Events In Bolivia Impact Latin America

Events In Bolivia Impact Latin America

By Julieta Pelcastre / Diálogo
December 16, 2019

Evo Morales’ resignation as Bolivia’s president, amid electoral fraud and a serious administrative crisis, has worsened the social and economic unrest that afflicts Latin America. As a response, Cuba, Nicaragua, and Venezuela have intensified repression against their citizens.

The former Bolivian president was a member of the so-called Pink Tide, when a wave of leftist regimes reached power in Latin America in the early 2000s.

“The events in Bolivia are creating a negative reaction against the regimes of the so-called 21st century socialism, which [in 2019] worsened their repression against the population, because they are not capable of [carrying out] their governing agenda,” said Daniel Pou, associate researcher at the Latin American Social Sciences Institute (FLACSO, in Spanish) in the Dominican Republic.

Morales tried to win the presidential elections for a fourth consecutive term on October 20, 2019, with 46 percent of the votes, refusing to accept a runoff. His opponent, Carlos Mesa, got 37 percent. Electoral law in Bolivia states that a candidate needs to get 50 percent of the votes plus one, or to get 40 percent and be at least 10 percentage points ahead of their closest rival, to win the elections.

The events in Bolivia are encouraging the opposition in Nicaragua and Venezuela to restore democracy, but they inconvenience Daniel Ortega in Nicaragua and Nicolás Maduro in Venezuela.

During the VIII Extraordinary Meeting of the Political Council of the Bolivarian Alliance for the Peoples of Our America (ALBA, in Spanish) on November 14, 2019, Ortega said that if he didn’t win the elections by electoral means, “the people should feel entitled, even obligated, to seize arms and take power by revolutionary means,” said State-owned Nicaraguan portal El 19 Digital.

On November 11, Maduro threatened the Venezuelan opposition through State-sponsored media outlet Telesur, discouraging the opposition from getting enthusiastic about Morales’ demise. “I tell the fascist right: They know who we are, don’t make a mistake, don’t miscalculate with us.” Venezuela will have legislative elections in 2020, to renew the Venezuelan National Assembly.

“Cuba, Nicaragua, and Venezuela are isolated, with weakened international organizations,” said Pou. “Three regimes with little capacity to extend this political agony of a lack of democracy, of making consensus that favor their close entourage. Faced with this lack of capacity, their only resource is repression.”

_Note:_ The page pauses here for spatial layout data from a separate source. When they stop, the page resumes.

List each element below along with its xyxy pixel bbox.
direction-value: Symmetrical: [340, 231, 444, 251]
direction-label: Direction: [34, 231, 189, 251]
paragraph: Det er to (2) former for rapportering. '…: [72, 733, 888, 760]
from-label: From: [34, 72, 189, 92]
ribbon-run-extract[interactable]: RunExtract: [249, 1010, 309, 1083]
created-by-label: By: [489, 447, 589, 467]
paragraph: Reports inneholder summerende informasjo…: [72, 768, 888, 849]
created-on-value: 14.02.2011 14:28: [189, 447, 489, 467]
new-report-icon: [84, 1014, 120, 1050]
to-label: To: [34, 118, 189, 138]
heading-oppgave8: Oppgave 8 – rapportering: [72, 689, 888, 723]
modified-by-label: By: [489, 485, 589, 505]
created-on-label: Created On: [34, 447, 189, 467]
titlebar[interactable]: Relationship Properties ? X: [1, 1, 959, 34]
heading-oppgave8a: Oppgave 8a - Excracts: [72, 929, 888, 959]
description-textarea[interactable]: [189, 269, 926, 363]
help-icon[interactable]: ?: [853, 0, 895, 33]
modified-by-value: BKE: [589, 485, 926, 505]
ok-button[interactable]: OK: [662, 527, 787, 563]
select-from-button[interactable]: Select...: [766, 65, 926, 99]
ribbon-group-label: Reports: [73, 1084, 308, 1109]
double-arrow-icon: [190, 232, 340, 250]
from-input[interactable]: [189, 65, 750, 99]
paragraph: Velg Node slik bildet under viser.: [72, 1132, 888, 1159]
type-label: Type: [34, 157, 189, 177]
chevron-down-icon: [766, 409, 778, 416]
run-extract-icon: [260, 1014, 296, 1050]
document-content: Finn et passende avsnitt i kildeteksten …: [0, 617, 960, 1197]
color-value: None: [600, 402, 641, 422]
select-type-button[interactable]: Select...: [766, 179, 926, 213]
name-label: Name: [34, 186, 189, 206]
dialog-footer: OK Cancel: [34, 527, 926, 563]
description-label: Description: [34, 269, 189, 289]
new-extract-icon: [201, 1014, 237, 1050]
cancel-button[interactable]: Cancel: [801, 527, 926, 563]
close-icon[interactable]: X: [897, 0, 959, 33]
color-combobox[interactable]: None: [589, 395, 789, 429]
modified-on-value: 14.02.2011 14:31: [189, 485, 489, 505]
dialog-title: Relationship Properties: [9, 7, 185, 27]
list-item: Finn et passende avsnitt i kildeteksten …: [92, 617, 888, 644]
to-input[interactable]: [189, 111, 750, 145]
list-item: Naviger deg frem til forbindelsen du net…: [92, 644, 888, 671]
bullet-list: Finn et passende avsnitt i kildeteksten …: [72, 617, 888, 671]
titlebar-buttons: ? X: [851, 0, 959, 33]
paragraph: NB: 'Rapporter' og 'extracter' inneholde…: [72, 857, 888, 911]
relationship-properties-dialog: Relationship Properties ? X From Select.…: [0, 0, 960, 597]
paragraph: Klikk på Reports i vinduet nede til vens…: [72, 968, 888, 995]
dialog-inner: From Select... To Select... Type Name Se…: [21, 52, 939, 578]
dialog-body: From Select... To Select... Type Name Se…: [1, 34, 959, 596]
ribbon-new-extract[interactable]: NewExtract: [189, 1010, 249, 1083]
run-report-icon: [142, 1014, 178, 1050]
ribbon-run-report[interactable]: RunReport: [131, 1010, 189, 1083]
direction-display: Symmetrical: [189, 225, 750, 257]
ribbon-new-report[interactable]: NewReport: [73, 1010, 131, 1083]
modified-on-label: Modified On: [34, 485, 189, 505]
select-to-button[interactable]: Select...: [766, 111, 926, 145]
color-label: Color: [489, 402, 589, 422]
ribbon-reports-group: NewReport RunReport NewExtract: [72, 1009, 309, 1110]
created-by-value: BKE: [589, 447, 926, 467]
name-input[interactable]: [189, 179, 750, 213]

“These regimes are sustained by models of internal social control, such as a monopoly on violence and constant military surveillance,” said Eliseo Núñez, an activist belonging to Nicaragua’s Broad Front for Democracy.

With Morales’ exit, Bolivia’s current interim government broke relations with Venezuela, left ALBA, and is considering leaving the Union of South American Nations (UNASUR, in Spanish). These institutions  don’t have an impact in terms of regional and economic policy, and they are a “political safeguard of socialist leaders, not mechanisms for regional integration,” Pou and Núñez agreed.

For Jorge Serrano, a scholar at the Center for Higher National Studies in Peru, the most important thing to do now is to strengthen democracy in Bolivia. He added that the resistance we see to the transitional government is a plan B, designed and implemented with Cuban guidance.

“Latin America is now in upheaval; Cuban and Venezuelan intelligence services are also trying to destabilize Chile and Colombia with the help of large transcontinental powers like China, Iran, and Russia,” Serrano said. “Latin American countries need to strengthen their intelligence agencies, both in legal and structural terms.”

The Bolivian situation is part of a regional trend where the panorama is changing, with instability that negatively affects the dynamics and balance of some economies, Pou said. “This scenario forces the Cuban, Nicaraguan, and Venezuelan regimes to reconsider a negotiated exit, which will bring the benefit of new democratic processes,” he concluded.